La vapeur d'eau diminue de façon importante la capacité d'adsorption des produits. Elle est facilement adsorbée et limite l'adsorption des autres produits.
Une humidité relative inférieure à 60 % est préconisée.
L'utilisation de bain-marie est donc fortement déconseillée à cause de l'addition des facteurs température et humidité.

La capacité d'adsorption sera d'autant plus importante que le temps de contact de l'air à traiter avec le charbon actif sera important.

Pour obtenir un temps de contact convenable, il faut utiliser des filtres d'une surface et d'une épaisseur élevées, donc d'une masse de charbon actif importante.

La rétention d'un charbon actif est sa capacité à résister à la désorption (relargage) d'un produit adsorbé.
Cette désorption peut se produire quand le charbon est sursaturé, il relâchera les substances adsorbées en excès lorsqu'il sera en contact avec l'air ou que la température ou l'hygrométrie varieront.
Le cas particulier de la vapeur d'eau est intéressant.
Le charbon a une capacité d'adsorption importante pour la vapeur d'eau mais sa rétention est pratiquement nulle.
En d'autres termes, le charbon actif peut fixer des quantités importantes de vapeur d'eau d'un air particulièrement humide mais le passage d'un courant d'air plus sec provoquera le départ de l'eau adsorbée. La vapeur d'eau ne sature que momentanément un filtre.

La saturation d'un filtre charbon actif par un produit peut se mesurer par un détecteur électronique sensible aux composés organiques. Ce système a l'avantage d'offrir un contrôle continu de l'efficacité du filtre charbon actif.

Pour les composés non détectés par ce système, des mesures par un prélèvement d'air à la sortie des filtres charbon actif à l'aide de tubes colorimétriques spécifiques aux produits manipulés permettront de mesurer l'apparition de traces de contaminants.

Les filtres saturés devront êtres éliminés comme des déchets chimiques par des services spécialisés.

La préfiltration :
Le filtre charbon actif ne fixe pas les particules. Il est protégé à cet effet par un préfiltre qui est souvent constitué d'un fin matelas (10 mm env.) de fibres non tissées hydrophobes à propriétés électrostatiques.
Il doit être changé plus fréquemment que le filtre charbon car son colmatage augmente la perte de charge et donc diminue le débit et la vitesse du flux d'air en façade.
Une enceinte équipée d'un anémomètre et d'un contrôle permanent par microprocesseur permettra de réguler la vitesse du motoventilateur afin de garantir une vitesse de flux d'air en façade entre 0,4 - 0,6 m/s et de prévenir en cas de colmatage trop important du préfiltre.

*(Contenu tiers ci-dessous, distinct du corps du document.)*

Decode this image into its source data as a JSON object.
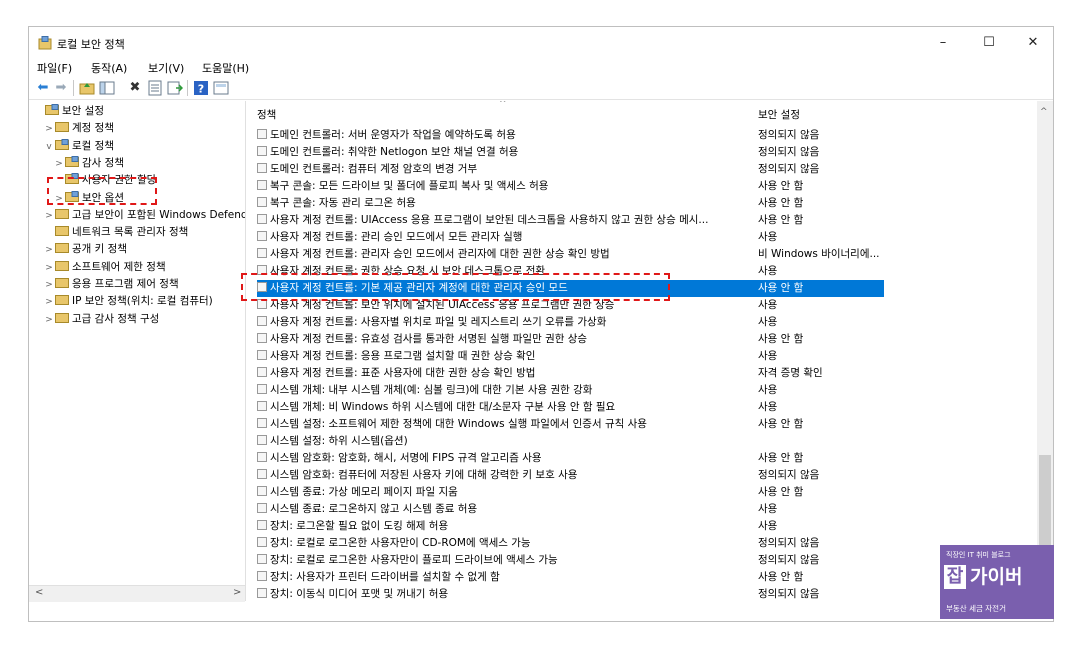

En résumé, quelques conseils pratiques sont à retenir pour utiliser en toute sécurité une enceinte pour toxiques à recirculation d'air filtré :

- S'assurer que le filtre utilisé est adapté aux produits manipulés
- Éviter d'utiliser des sources de chaleur importantes ou de travailler à une hygrométrie élevée, à fortiori avec un bain marie.
- Contrôler régulièrement l'efficacité du filtre par un système permanent de mesure électronique ou par le prélèvement de l'air filtré sur tube colorimétrique.
- Ne pas travailler avec les panneaux de façade ouverts et donc avec une vitesse de flux d'air insuffisante.
- Contrôler la vitesse du flux d'air et le colmatage des préfiltres, changer régulièrement les préfiltres.